In our previous work [
20], we introduced a novel DRL strategy for managing energy in renewable energy communities. This strategy introduces an intelligent agent designed to maximize social welfare through real-time decision making, relying only on currently available data, thus eliminating the necessity for generation and demand forecasts. To enhance the agent’s training effectiveness, we leverage the MILP approach outlined in [
7] by directly incorporating optimal control policies within an asymmetric actor–critic framework. Through diverse simulations across various REC setups, we demonstrate that our methodology surpasses a state-of-the-art rule-based controller. Additionally, it yields BESS control policies with performance closely matching the optimally computed ones using MILP. In this study, we have expanded our research scope to encompass a broader framework that addresses the entire European landscape. By doing so, we aim to shed light on the advantages of our study in a more comprehensive context. This extended perspective allows us to offer insights into the applicability and benefits of our innovative DRL approach not only within individual RECs but also on a larger scale, contributing to a more sustainable and efficient energy landscape across Europe.
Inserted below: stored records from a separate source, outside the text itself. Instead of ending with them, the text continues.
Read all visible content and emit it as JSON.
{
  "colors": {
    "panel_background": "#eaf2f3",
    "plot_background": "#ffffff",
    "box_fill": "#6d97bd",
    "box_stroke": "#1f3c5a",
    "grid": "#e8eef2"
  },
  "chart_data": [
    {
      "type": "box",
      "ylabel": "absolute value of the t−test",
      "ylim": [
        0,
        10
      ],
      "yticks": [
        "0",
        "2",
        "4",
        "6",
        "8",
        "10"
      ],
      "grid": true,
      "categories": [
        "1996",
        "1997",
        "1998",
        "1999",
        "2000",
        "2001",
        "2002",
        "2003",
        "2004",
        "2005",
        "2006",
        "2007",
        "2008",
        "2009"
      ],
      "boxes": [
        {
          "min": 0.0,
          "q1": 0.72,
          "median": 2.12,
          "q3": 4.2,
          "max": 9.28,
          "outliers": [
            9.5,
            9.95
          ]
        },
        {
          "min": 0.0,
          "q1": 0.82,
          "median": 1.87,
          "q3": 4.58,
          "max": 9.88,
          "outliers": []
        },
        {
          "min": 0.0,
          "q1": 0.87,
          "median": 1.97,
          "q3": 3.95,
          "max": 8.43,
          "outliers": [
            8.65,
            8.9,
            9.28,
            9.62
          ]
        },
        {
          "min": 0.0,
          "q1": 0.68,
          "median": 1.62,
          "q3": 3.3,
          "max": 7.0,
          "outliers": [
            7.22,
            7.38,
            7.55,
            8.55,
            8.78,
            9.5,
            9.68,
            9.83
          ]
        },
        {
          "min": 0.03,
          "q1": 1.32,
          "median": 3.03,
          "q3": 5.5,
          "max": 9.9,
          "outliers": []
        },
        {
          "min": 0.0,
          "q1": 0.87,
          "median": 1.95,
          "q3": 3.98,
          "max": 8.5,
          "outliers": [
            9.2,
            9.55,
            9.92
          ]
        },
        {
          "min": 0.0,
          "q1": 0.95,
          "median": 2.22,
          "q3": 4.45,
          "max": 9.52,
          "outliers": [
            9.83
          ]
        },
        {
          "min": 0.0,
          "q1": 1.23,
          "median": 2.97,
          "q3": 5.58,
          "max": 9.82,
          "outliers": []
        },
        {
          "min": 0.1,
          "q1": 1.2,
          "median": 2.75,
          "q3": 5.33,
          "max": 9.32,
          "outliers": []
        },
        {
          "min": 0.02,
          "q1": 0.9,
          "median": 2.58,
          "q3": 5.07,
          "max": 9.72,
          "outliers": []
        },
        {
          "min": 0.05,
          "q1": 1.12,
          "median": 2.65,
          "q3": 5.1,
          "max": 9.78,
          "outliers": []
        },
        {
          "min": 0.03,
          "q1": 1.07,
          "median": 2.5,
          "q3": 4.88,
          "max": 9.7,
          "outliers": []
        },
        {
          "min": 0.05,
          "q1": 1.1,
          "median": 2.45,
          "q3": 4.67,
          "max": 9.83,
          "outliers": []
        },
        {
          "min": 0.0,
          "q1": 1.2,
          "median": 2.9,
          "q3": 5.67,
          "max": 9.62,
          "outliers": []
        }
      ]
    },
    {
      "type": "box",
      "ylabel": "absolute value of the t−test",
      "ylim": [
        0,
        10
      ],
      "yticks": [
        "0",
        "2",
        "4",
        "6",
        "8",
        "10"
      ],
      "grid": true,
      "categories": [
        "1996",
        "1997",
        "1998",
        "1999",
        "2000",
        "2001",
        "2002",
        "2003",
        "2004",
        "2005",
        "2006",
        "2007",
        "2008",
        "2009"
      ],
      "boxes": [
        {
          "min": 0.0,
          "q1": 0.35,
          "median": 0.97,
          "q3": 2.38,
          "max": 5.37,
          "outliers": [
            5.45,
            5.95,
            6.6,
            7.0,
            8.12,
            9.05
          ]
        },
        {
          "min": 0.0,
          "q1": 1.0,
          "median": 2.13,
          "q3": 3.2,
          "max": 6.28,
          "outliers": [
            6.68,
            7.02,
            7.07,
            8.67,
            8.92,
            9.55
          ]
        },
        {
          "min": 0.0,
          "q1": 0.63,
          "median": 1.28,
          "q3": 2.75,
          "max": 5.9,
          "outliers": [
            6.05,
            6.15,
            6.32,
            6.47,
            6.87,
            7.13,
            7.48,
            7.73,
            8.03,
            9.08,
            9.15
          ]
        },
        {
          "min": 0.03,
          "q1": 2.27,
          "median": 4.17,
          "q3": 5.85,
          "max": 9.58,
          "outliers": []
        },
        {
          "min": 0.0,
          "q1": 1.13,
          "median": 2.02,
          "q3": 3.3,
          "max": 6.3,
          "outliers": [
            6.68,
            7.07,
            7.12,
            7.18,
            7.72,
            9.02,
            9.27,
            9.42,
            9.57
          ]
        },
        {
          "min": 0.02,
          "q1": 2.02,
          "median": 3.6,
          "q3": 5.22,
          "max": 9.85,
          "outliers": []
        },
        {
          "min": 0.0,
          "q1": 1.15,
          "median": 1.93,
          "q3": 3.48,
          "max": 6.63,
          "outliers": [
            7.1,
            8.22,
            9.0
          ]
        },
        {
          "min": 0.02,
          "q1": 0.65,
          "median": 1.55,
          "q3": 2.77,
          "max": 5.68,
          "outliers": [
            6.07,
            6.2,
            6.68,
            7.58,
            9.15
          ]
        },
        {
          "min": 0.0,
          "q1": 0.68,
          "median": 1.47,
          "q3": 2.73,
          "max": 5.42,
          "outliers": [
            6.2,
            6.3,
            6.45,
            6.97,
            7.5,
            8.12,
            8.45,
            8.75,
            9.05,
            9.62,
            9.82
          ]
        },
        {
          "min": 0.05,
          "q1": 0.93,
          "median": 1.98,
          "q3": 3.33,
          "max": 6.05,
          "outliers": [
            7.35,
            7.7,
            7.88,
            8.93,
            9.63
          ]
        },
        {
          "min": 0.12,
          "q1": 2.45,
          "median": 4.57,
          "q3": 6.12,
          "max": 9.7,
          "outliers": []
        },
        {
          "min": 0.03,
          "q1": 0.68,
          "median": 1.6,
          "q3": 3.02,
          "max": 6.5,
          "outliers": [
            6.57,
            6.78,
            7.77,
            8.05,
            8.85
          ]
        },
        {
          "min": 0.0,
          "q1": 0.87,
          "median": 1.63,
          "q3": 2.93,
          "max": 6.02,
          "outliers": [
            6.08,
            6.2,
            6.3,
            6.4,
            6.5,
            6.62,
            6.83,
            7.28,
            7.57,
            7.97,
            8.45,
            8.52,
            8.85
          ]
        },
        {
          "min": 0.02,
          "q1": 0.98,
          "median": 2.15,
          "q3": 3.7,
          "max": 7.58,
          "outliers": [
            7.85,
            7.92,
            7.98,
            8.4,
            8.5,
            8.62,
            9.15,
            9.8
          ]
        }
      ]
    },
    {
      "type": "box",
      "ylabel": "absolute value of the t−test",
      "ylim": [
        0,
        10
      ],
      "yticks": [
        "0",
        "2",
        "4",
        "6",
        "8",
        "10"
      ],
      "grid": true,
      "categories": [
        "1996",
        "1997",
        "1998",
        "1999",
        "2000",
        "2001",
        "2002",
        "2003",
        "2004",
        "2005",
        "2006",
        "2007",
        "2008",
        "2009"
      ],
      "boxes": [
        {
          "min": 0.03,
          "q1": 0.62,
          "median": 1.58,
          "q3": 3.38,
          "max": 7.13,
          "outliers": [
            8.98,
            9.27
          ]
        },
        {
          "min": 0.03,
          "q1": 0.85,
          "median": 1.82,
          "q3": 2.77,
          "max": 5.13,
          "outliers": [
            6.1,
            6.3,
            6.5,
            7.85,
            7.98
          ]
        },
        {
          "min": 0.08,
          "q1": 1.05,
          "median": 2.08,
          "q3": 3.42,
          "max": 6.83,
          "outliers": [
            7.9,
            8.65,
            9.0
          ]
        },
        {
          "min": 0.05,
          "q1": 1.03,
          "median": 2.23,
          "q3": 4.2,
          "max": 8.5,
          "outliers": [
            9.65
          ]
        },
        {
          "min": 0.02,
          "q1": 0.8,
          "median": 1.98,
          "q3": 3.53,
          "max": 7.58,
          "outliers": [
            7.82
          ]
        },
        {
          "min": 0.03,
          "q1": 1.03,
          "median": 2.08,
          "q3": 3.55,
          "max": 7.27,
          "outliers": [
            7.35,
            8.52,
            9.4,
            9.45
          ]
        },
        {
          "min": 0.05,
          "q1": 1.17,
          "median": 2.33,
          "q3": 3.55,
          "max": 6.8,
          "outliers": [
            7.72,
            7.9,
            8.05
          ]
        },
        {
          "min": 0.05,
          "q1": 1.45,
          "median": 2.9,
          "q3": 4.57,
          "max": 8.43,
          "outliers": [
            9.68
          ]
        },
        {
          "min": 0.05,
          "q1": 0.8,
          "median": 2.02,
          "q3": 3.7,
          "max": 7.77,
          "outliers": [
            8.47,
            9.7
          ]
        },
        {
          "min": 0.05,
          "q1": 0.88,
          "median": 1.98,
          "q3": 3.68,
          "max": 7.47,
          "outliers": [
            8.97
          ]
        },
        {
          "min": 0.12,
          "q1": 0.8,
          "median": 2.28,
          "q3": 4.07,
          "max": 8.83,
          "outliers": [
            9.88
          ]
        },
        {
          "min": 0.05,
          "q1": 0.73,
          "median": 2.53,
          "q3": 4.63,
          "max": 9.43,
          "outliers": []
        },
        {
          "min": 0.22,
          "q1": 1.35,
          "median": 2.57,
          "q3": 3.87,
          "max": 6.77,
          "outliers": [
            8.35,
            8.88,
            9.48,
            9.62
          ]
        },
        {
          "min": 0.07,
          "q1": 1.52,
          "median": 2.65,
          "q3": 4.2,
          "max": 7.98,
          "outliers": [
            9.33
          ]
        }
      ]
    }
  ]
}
1.3. Regional Variations in Energy Dynamics: Insights from Italian Regions and beyond
Understanding REC dynamics requires analyzing regional variations in energy dynamics. The inclusion of various regions within Italy serves as a crucial aspect of our study, providing insights into the specific challenges and opportunities within the Italian energy landscape. Italy’s diverse geographical and socio-economic characteristics necessitate a tailored approach to energy management, making it an ideal testing ground for our proposed reinforcement learning (RL) controller. On the other hand, extending our analysis to countries beyond Italy, such as France, Switzerland, Slovenia, and Greece, adds a transnational dimension to our research. The selection of these specific countries is grounded in their diverse energy market structures, regulatory frameworks, and renewable energy adoption rates. France, with its nuclear-heavy energy mix, offers a contrasting scenario to Italy’s reliance on renewables. Switzerland, a country known for its hydropower capacity, provides insights into decentralized energy systems. Slovenia and Greece, with their unique geographical characteristics, contribute to a more comprehensive understanding of REC dynamics in southern Europe. By incorporating this diverse set of countries, we aim to capture a broad spectrum of challenges and opportunities faced by different European regions. This comparative analysis enhances the generalizability of our findings, allowing us to extrapolate insights that are not only relevant to Italy but also applicable to a broader European context. The careful selection of these countries aligns with our goal of providing a holistic perspective on the application of RL controllers in optimizing energy management across diverse geographical and regulatory landscapes.
This work proceeds as follows.
Section 2 encompasses a review of the relevant literature.
Section 3 formalizes the task and introduces our methodology.
Section 4 delineates the simulations and illustrates the numerical outcomes. Finally,
Section 5 concludes the discussion, delving into potential future advancements.